Of a very different character is an opera by Luigi Nono: Intolleranza 1960. It is a one-acter, commissioned for the 1961 Venice Biennale and dedicated to the composer’s father-in-law, Arnold Schoenberg. It is a political opera, dealing with injustice: dislocation, arrest, torture, and so on. It was given a vivid—and duly disturbing—performance in Salzburg. Ingo Metzmacher conducted the Vienna Philharmonic, and Jan Lauwers was responsible for the production. I would like to relate two thoughts, of a personal nature: Sitting in my seat, I could not help thinking of the horror in Afghanistan, then unfolding. I also could not help thinking: Luigi Nono was a member—a fervent, faithful member—of the Communist Party. And to hear about political injustice from such a person . . . Anyway . . .

As the Missa solemnis is one of the greatest works of Beethoven, it is one of the greatest works in music. Odd that there are few opportunities to hear it. In Salzburg, Riccardo Muti led the Vienna Philharmonic, and associated forces, in this work. I had heard it in Salzburg once before: at the Easter Festival in 2007, when Bernard Haitink led the Berlin Philharmonic et al. It was not that outstanding conductor’s best night. Muti had a very good night in the Missa solemnis. You might not have agreed with every interpretive choice he made. For me, some parts were too leisurely, too easygoing—I wanted something stricter. But everything Muti did was musical, and I thought, “Jay, your problem is, you listened to the Klemperer recording about a thousand times when you were younger.” A recording can get lodged in someone’s head—lodged as “right,” and exclusively so.

Riccardo Muti has appeared at the Salzburg Festival for a cool fifty seasons.
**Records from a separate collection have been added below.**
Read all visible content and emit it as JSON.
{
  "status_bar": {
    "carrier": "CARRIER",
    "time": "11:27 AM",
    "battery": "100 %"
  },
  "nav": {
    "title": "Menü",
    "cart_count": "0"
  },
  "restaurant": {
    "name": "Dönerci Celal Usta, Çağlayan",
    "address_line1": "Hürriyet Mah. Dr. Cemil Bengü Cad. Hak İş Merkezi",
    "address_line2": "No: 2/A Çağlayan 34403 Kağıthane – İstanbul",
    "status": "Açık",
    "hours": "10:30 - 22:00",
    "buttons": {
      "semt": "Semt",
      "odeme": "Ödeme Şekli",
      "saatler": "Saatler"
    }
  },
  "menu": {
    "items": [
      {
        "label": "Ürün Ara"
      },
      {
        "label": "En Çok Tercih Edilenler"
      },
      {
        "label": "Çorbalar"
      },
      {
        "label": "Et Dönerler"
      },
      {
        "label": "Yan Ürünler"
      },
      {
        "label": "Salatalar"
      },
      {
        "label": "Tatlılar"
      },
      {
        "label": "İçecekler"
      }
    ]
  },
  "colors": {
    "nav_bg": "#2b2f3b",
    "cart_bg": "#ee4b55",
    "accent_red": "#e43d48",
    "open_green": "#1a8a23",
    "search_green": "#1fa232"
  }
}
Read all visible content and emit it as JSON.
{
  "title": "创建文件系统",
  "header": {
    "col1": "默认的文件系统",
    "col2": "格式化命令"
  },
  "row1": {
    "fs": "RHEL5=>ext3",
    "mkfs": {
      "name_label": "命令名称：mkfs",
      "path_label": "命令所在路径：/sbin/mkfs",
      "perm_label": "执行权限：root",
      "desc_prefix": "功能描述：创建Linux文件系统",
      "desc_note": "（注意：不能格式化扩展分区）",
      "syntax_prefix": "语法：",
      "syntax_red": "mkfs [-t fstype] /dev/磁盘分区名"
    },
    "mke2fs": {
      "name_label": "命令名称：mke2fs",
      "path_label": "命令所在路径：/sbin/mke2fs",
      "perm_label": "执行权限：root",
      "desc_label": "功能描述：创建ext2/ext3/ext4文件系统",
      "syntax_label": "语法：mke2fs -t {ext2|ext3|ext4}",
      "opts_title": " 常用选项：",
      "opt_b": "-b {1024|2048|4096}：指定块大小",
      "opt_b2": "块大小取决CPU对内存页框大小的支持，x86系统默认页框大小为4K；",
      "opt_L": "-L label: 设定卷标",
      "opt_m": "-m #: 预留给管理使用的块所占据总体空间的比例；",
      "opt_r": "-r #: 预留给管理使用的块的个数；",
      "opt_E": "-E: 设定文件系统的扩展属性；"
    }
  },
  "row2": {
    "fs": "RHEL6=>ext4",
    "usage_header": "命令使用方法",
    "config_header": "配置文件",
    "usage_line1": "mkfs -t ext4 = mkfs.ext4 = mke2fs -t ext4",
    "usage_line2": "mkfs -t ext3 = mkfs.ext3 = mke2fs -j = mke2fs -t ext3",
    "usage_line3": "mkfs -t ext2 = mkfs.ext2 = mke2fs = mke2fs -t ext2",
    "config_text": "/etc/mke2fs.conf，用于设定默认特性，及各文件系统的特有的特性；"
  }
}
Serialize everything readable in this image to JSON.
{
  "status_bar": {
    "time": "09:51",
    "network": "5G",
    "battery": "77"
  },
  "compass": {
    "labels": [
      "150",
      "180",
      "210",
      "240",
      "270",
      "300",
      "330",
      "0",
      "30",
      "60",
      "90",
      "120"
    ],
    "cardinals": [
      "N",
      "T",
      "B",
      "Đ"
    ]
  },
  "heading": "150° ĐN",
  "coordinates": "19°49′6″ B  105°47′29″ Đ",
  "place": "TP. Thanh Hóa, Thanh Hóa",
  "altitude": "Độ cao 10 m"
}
So great is his esteem at the festival, people asked one another this year, “Are you going to Muti?” Not “Are you going to the Vienna Philharmonic?” or “Are you going to the Missa solemnis?” but “Are you going to Muti?”
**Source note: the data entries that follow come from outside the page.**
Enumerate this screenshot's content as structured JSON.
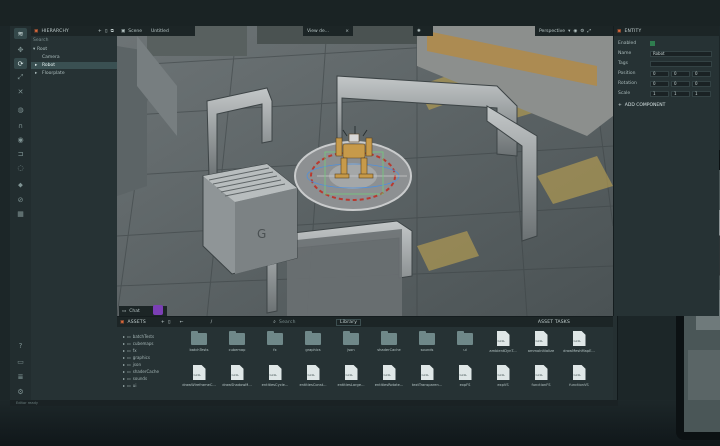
{
  "toolbar": {
    "icons": [
      "logo-icon",
      "move-icon",
      "rotate-icon",
      "scale-icon",
      "rect-tool-icon",
      "globe-icon",
      "magnet-icon",
      "eye-icon",
      "light-icon",
      "camera-icon",
      "pin-icon",
      "paint-icon",
      "grid-icon",
      "help-icon",
      "monitor-icon",
      "layers-icon",
      "settings-icon"
    ]
  },
  "hierarchy": {
    "title": "HIERARCHY",
    "search_placeholder": "Search",
    "items": [
      {
        "label": "Root",
        "depth": 0
      },
      {
        "label": "Camera",
        "depth": 1
      },
      {
        "label": "Robot",
        "depth": 1
      },
      {
        "label": "Floorplate",
        "depth": 1
      }
    ]
  },
  "scene": {
    "tabs": [
      "Scene",
      "Untitled",
      "View de..."
    ],
    "view_mode": "Perspective",
    "chat_label": "Chat"
  },
  "entity": {
    "title": "ENTITY",
    "enabled_label": "Enabled",
    "name_label": "Name",
    "name_value": "Robot",
    "tags_label": "Tags",
    "position_label": "Position",
    "rotation_label": "Rotation",
    "scale_label": "Scale",
    "position": [
      "0",
      "0",
      "0"
    ],
    "rotation": [
      "0",
      "0",
      "0"
    ],
    "scale": [
      "1",
      "1",
      "1"
    ],
    "add_component": "ADD COMPONENT"
  },
  "assets": {
    "title": "ASSETS",
    "path": "/",
    "search_placeholder": "Search",
    "library_label": "Library",
    "tasks_title": "ASSET TASKS",
    "tree": [
      "batchTests",
      "cubemaps",
      "fx",
      "graphics",
      "json",
      "shaderCache",
      "sounds",
      "ui"
    ],
    "row1": [
      {
        "label": "batchTests",
        "kind": "folder"
      },
      {
        "label": "cubemap",
        "kind": "folder"
      },
      {
        "label": "fx",
        "kind": "folder"
      },
      {
        "label": "graphics",
        "kind": "folder"
      },
      {
        "label": "json",
        "kind": "folder"
      },
      {
        "label": "shaderCache",
        "kind": "folder"
      },
      {
        "label": "sounds",
        "kind": "folder"
      },
      {
        "label": "ui",
        "kind": "folder"
      },
      {
        "label": "ambientDynT...",
        "kind": "file"
      },
      {
        "label": "ammoInitialize",
        "kind": "file"
      },
      {
        "label": "drawMeshMapE...",
        "kind": "file"
      }
    ],
    "row2": [
      {
        "label": "drawWireframeC...",
        "kind": "file"
      },
      {
        "label": "drawShadowM...",
        "kind": "file"
      },
      {
        "label": "entitiesCycle...",
        "kind": "file"
      },
      {
        "label": "entitiesConst...",
        "kind": "file"
      },
      {
        "label": "entitiesLarge...",
        "kind": "file"
      },
      {
        "label": "entitiesRotate...",
        "kind": "file"
      },
      {
        "label": "textTransparen...",
        "kind": "file"
      },
      {
        "label": "expFS",
        "kind": "file"
      },
      {
        "label": "expVS",
        "kind": "file"
      },
      {
        "label": "functionFS",
        "kind": "file"
      },
      {
        "label": "functionVS",
        "kind": "file"
      }
    ],
    "file_badge": "GLSL"
  },
  "status": {
    "text": "Editor ready"
  }
}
All four soloists were commendable, but I will make particular mention of the soprano—Rosa Feola, a young Italian who is a favorite of Maestro Muti’s. She sang her part with clarity, purity, beauty, directness, and strength. She negotiated Beethoven’s high notes with aplomb. (He did not much care whether a singer could sing his notes. Pen in hand, he simply obeyed the dictates of music.) Another singer, in a sense, was Rainer Honeck, one of the Philharmonic’s concertmasters (and a brother of the conductor Manfred Honeck). He played his solo music with sweet dignity.

To hear the Missa solemnis, live, every five or ten years is to hear it too seldom. What a marvelous opportunity this concert was, as was the festival at large, in Season No. 101.